# bank account



## Kendrakonadu (Aug 16, 2014)

I recently went to fnb to open an account in which a smartsave account was opened for me.I was called a week later by the relationship officer that the account opened for me on the basis of my temporary resident permit with a relative permit and the condition is to join spouse with a 'x' expiry date is not a spousal permit. 
The question is I applied for a spousal permit at the HA and I was given a relative permit so is there a spousal permit or HA gave me a wrong permit? Legal man and others kindly help I'm confused

Thanks


----------



## noriki (Jul 14, 2014)

spousal permit is a kind of relative permit if you guys married you will get spousal permit if not then relative permit


----------



## Saartjie (Mar 1, 2010)

Kendrakonadu said:


> I recently went to fnb to open an account in which a smartsave account was opened for me.I was called a week later by the relationship officer that the account opened for me on the basis of my temporary resident permit with a relative permit and the condition is to join spouse with a 'x' expiry date is not a spousal permit.
> The question is I applied for a spousal permit at the HA and I was given a relative permit so is there a spousal permit or HA gave me a wrong permit?

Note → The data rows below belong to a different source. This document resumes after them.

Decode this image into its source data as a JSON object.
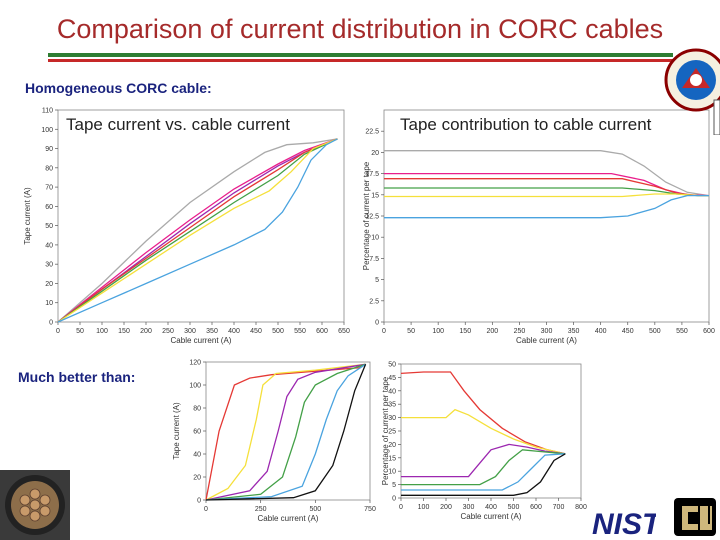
{
  "slide": {
    "title": "Comparison of current distribution in CORC cables",
    "section_homogeneous": "Homogeneous CORC cable:",
    "section_better": "Much better than:",
    "logos": [
      "nist-logo",
      "cu-logo",
      "lab-seal"
    ]
  },
  "chart_data": [
    {
      "type": "line",
      "title": "Tape current vs. cable current",
      "xlabel": "Cable current (A)",
      "ylabel": "Tape current (A)",
      "xlim": [
        0,
        650
      ],
      "ylim": [
        0,
        110
      ],
      "xticks": [
        0,
        50,
        100,
        150,
        200,
        250,
        300,
        350,
        400,
        450,
        500,
        550,
        600,
        650
      ],
      "yticks": [
        0,
        10,
        20,
        30,
        40,
        50,
        60,
        70,
        80,
        90,
        100,
        110
      ],
      "series": [
        {
          "color": "#aaaaaa",
          "x": [
            0,
            100,
            200,
            300,
            400,
            470,
            520,
            580,
            635
          ],
          "y": [
            0,
            20,
            42,
            62,
            78,
            88,
            92,
            93,
            95
          ]
        },
        {
          "color": "#e91e8c",
          "x": [
            0,
            100,
            200,
            300,
            400,
            500,
            560,
            635
          ],
          "y": [
            0,
            18,
            36,
            53,
            69,
            82,
            89,
            95
          ]
        },
        {
          "color": "#9c27b0",
          "x": [
            0,
            100,
            200,
            300,
            400,
            500,
            560,
            635
          ],
          "y": [
            0,
            17,
            34,
            51,
            67,
            81,
            88,
            95
          ]
        },
        {
          "color": "#e53935",
          "x": [
            0,
            100,
            200,
            300,
            400,
            500,
            560,
            635
          ],
          "y": [
            0,
            17,
            33,
            49,
            65,
            79,
            88,
            95
          ]
        },
        {
          "color": "#43a047",
          "x": [
            0,
            100,
            200,
            300,
            400,
            500,
            560,
            635
          ],
          "y": [
            0,
            16,
            32,
            47,
            62,
            76,
            87,
            95
          ]
        },
        {
          "color": "#f5e03b",
          "x": [
            0,
            100,
            200,
            300,
            400,
            480,
            530,
            580,
            635
          ],
          "y": [
            0,
            15,
            30,
            45,
            59,
            68,
            78,
            90,
            95
          ]
        },
        {
          "color": "#4aa3df",
          "x": [
            0,
            100,
            200,
            300,
            400,
            470,
            510,
            545,
            575,
            610,
            635
          ],
          "y": [
            0,
            10,
            20,
            30,
            40,
            48,
            57,
            70,
            84,
            92,
            95
          ]
        }
      ]
    },
    {
      "type": "line",
      "title": "Tape contribution to cable current",
      "xlabel": "Cable current (A)",
      "ylabel": "Percentage of current per tape",
      "xlim": [
        0,
        600
      ],
      "ylim": [
        0,
        25
      ],
      "xticks": [
        0,
        50,
        100,
        150,
        200,
        250,
        300,
        350,
        400,
        450,
        500,
        550,
        600
      ],
      "yticks": [
        0,
        2.5,
        5,
        7.5,
        10,
        12.5,
        15,
        17.5,
        20,
        22.5
      ],
      "series": [
        {
          "color": "#aaaaaa",
          "x": [
            0,
            400,
            440,
            480,
            520,
            560,
            600
          ],
          "y": [
            20.2,
            20.2,
            19.8,
            18.4,
            16.5,
            15.3,
            14.9
          ]
        },
        {
          "color": "#e91e8c",
          "x": [
            0,
            420,
            480,
            520,
            560,
            600
          ],
          "y": [
            17.5,
            17.5,
            16.7,
            15.6,
            15.0,
            14.9
          ]
        },
        {
          "color": "#e53935",
          "x": [
            0,
            440,
            500,
            540,
            580,
            600
          ],
          "y": [
            16.9,
            16.9,
            16.0,
            15.2,
            14.9,
            14.9
          ]
        },
        {
          "color": "#43a047",
          "x": [
            0,
            440,
            500,
            540,
            580,
            600
          ],
          "y": [
            15.8,
            15.8,
            15.5,
            15.1,
            14.9,
            14.9
          ]
        },
        {
          "color": "#f5e03b",
          "x": [
            0,
            440,
            500,
            540,
            580,
            600
          ],
          "y": [
            14.8,
            14.8,
            15.1,
            15.1,
            14.9,
            14.9
          ]
        },
        {
          "color": "#4aa3df",
          "x": [
            0,
            400,
            450,
            500,
            530,
            560,
            600
          ],
          "y": [
            12.3,
            12.3,
            12.5,
            13.4,
            14.4,
            14.9,
            14.9
          ]
        }
      ]
    },
    {
      "type": "line",
      "title": "",
      "xlabel": "Cable current (A)",
      "ylabel": "Tape current (A)",
      "xlim": [
        0,
        750
      ],
      "ylim": [
        0,
        120
      ],
      "xticks": [
        0,
        250,
        500,
        750
      ],
      "yticks": [
        0,
        20,
        40,
        60,
        80,
        100,
        120
      ],
      "series": [
        {
          "color": "#e53935",
          "x": [
            0,
            60,
            130,
            200,
            300,
            500,
            700,
            730
          ],
          "y": [
            0,
            60,
            100,
            106,
            109,
            112,
            115,
            118
          ]
        },
        {
          "color": "#f5e03b",
          "x": [
            0,
            100,
            180,
            230,
            260,
            320,
            500,
            730
          ],
          "y": [
            0,
            10,
            30,
            70,
            100,
            110,
            113,
            118
          ]
        },
        {
          "color": "#9c27b0",
          "x": [
            0,
            200,
            280,
            330,
            370,
            420,
            500,
            730
          ],
          "y": [
            0,
            8,
            25,
            60,
            90,
            105,
            111,
            118
          ]
        },
        {
          "color": "#43a047",
          "x": [
            0,
            250,
            350,
            410,
            450,
            500,
            600,
            730
          ],
          "y": [
            0,
            5,
            20,
            55,
            85,
            100,
            110,
            118
          ]
        },
        {
          "color": "#4aa3df",
          "x": [
            0,
            300,
            440,
            500,
            550,
            600,
            650,
            730
          ],
          "y": [
            0,
            3,
            12,
            40,
            70,
            95,
            108,
            118
          ]
        },
        {
          "color": "#111111",
          "x": [
            0,
            400,
            500,
            580,
            630,
            680,
            730
          ],
          "y": [
            0,
            2,
            8,
            30,
            60,
            95,
            118
          ]
        }
      ]
    },
    {
      "type": "line",
      "title": "",
      "xlabel": "Cable current (A)",
      "ylabel": "Percentage of current per tape",
      "xlim": [
        0,
        800
      ],
      "ylim": [
        0,
        50
      ],
      "xticks": [
        0,
        100,
        200,
        300,
        400,
        500,
        600,
        700,
        800
      ],
      "yticks": [
        0,
        5,
        10,
        15,
        20,
        25,
        30,
        35,
        40,
        45,
        50
      ],
      "series": [
        {
          "color": "#e53935",
          "x": [
            0,
            100,
            220,
            280,
            350,
            450,
            550,
            650,
            730
          ],
          "y": [
            46.5,
            47,
            47,
            40,
            33,
            26,
            21,
            18,
            16.5
          ]
        },
        {
          "color": "#f5e03b",
          "x": [
            0,
            200,
            240,
            300,
            400,
            500,
            600,
            730
          ],
          "y": [
            30,
            30,
            33,
            31,
            26,
            22,
            19,
            16.5
          ]
        },
        {
          "color": "#9c27b0",
          "x": [
            0,
            300,
            340,
            400,
            480,
            560,
            640,
            730
          ],
          "y": [
            8,
            8,
            12,
            18,
            20,
            19,
            17.5,
            16.5
          ]
        },
        {
          "color": "#43a047",
          "x": [
            0,
            350,
            420,
            480,
            540,
            600,
            730
          ],
          "y": [
            5,
            5,
            8,
            14,
            18,
            17.5,
            16.5
          ]
        },
        {
          "color": "#4aa3df",
          "x": [
            0,
            450,
            520,
            580,
            640,
            730
          ],
          "y": [
            3,
            3,
            6,
            11,
            16,
            16.5
          ]
        },
        {
          "color": "#111111",
          "x": [
            0,
            500,
            560,
            620,
            680,
            730
          ],
          "y": [
            1,
            1,
            2,
            6,
            14,
            16.5
          ]
        }
      ]
    }
  ]
}
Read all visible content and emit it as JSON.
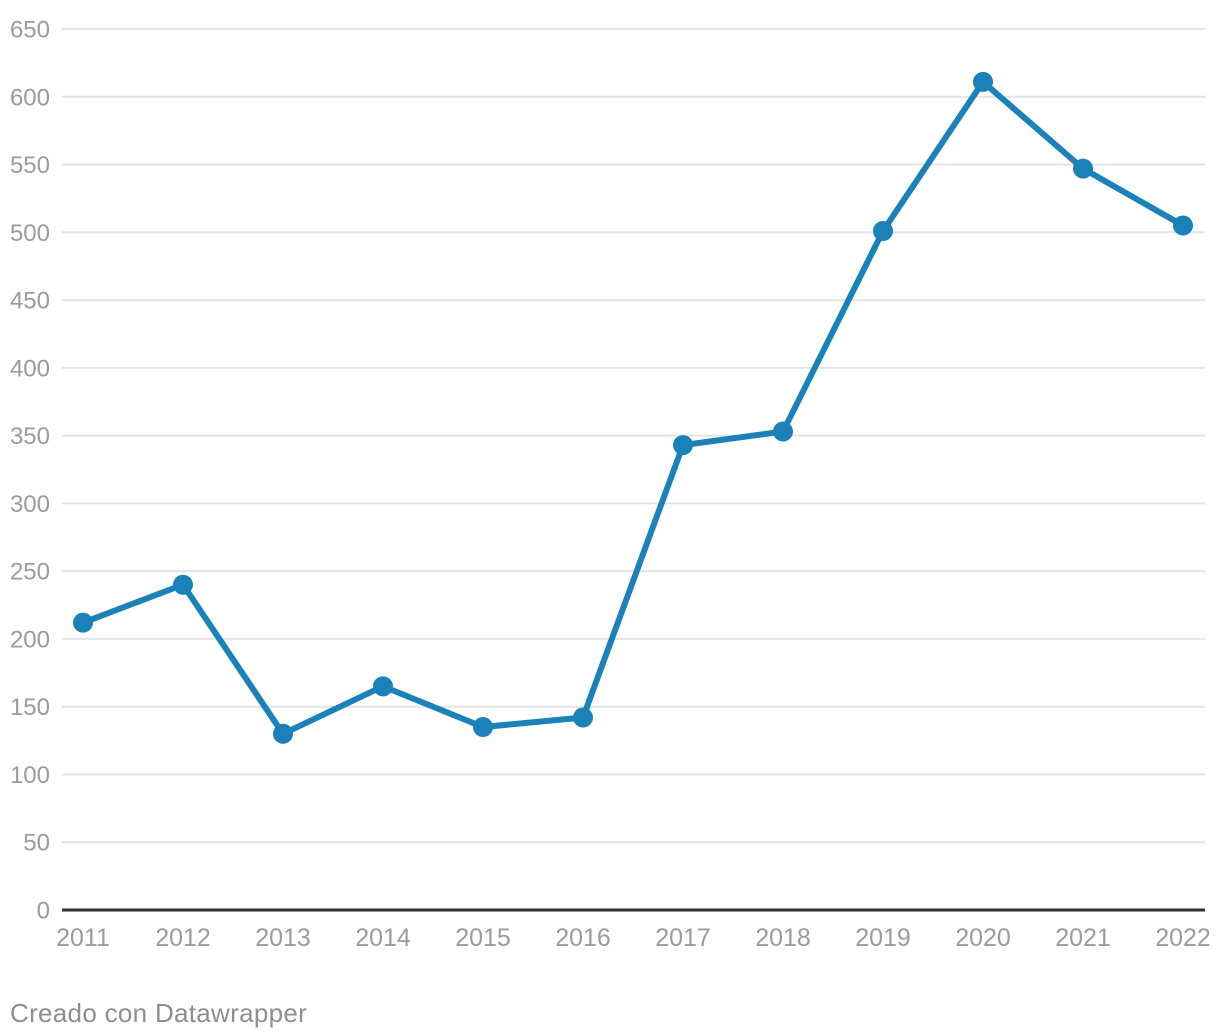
{
  "chart_data": {
    "type": "line",
    "title": "",
    "xlabel": "",
    "ylabel": "",
    "categories": [
      "2011",
      "2012",
      "2013",
      "2014",
      "2015",
      "2016",
      "2017",
      "2018",
      "2019",
      "2020",
      "2021",
      "2022"
    ],
    "series": [
      {
        "name": "series-1",
        "values": [
          212,
          240,
          130,
          165,
          135,
          142,
          343,
          353,
          501,
          611,
          547,
          505
        ]
      }
    ],
    "ylim": [
      0,
      650
    ],
    "yticks": [
      0,
      50,
      100,
      150,
      200,
      250,
      300,
      350,
      400,
      450,
      500,
      550,
      600,
      650
    ],
    "grid": "horizontal",
    "legend_position": "none",
    "colors": {
      "line": "#1a81b9",
      "marker": "#1a81b9",
      "gridline": "#e4e4e4",
      "zero_axis": "#2f2f2f",
      "tick_label": "#9b9b9b"
    },
    "marker_radius": 10,
    "line_width": 6
  },
  "footer": {
    "text": "Creado con Datawrapper"
  }
}
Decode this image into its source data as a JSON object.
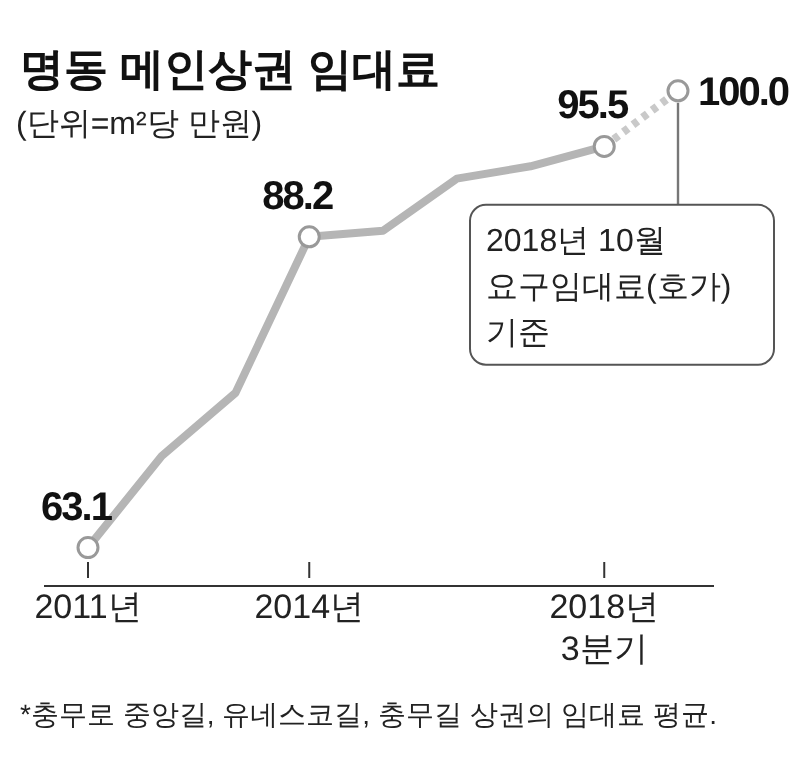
{
  "chart_data": {
    "type": "line",
    "title": "명동 메인상권 임대료",
    "subtitle": "(단위=m²당 만원)",
    "categories": [
      "2011년",
      null,
      null,
      "2014년",
      null,
      null,
      null,
      "2018년\n3분기",
      null
    ],
    "series": [
      {
        "color": "#b5b5b5",
        "line_style": "solid",
        "values": [
          63.1,
          70.5,
          75.6,
          88.2,
          88.7,
          92.9,
          93.9,
          95.5,
          null
        ],
        "value_labels": [
          "63.1",
          null,
          null,
          "88.2",
          null,
          null,
          null,
          "95.5",
          null
        ]
      },
      {
        "color": "#c9c9c9",
        "line_style": "dotted",
        "values": [
          null,
          null,
          null,
          null,
          null,
          null,
          null,
          95.5,
          100.0
        ],
        "value_labels": [
          null,
          null,
          null,
          null,
          null,
          null,
          null,
          null,
          "100.0"
        ]
      }
    ],
    "tick_labels": "x",
    "annotations": [
      "2018년 10월\n요구임대료(호가)\n기준",
      "*충무로 중앙길, 유네스코길, 충무길 상권의 임대료 평균."
    ]
  }
}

Legal man and others kindly help I'm confused
> 
> Thanks


They are two different permits and HA often issues the 'wrong' one. A spousal permit is also referred to as a Section 11 (6) permit and can be endorsed for work. A relatives permit cannot be endorsed. If you want a spousal permit you will need to make a new application to change the conditions of your permit. This usually means that you will need to provide all of the documentation (police clearance, X-rays etc) again. This happened to me and is quite common and a real pain.


----------



## Kendrakonadu (Aug 16, 2014)

Yes I'm married to a SA citizen and I requested for a spousal permit .I guess I was issued the wrong permit.


----------



## Saartjie (Mar 1, 2010)

Kendrakonadu said:


> Yes I'm married to a SA citizen and I requested for a spousal permit .I guess I was issued the wrong permit.


Sounds like that's what they've done. I only discovered this when I had found a job and went to get my endorsement. It took 10 months before I got my spousal permit but I was quite unlucky I think because they lost my application 3 times.


----------



## Kendrakonadu (Aug 16, 2014)

Hmm so it means I have to apply for a spousal permit. Do I have to get the forms at HA and apply in SA or I have to go back to my country to apply?


----------



## Saartjie (Mar 1, 2010)

Kendrakonadu said:


> Hmm so it means I have to apply for a spousal permit. Do I have to get the forms at HA and apply in SA or I have to go back to my country to apply?


As the application would be to change the conditions on your permit I would have thought you can make the application in SA. If I understand the new regulations correctly its only the first application that you need to make from your home country any renewals etc can be done in SA. However, I am not completely familiar with the new regulations so perhaps Legal Man would be able to confirm if the above is correct.


----------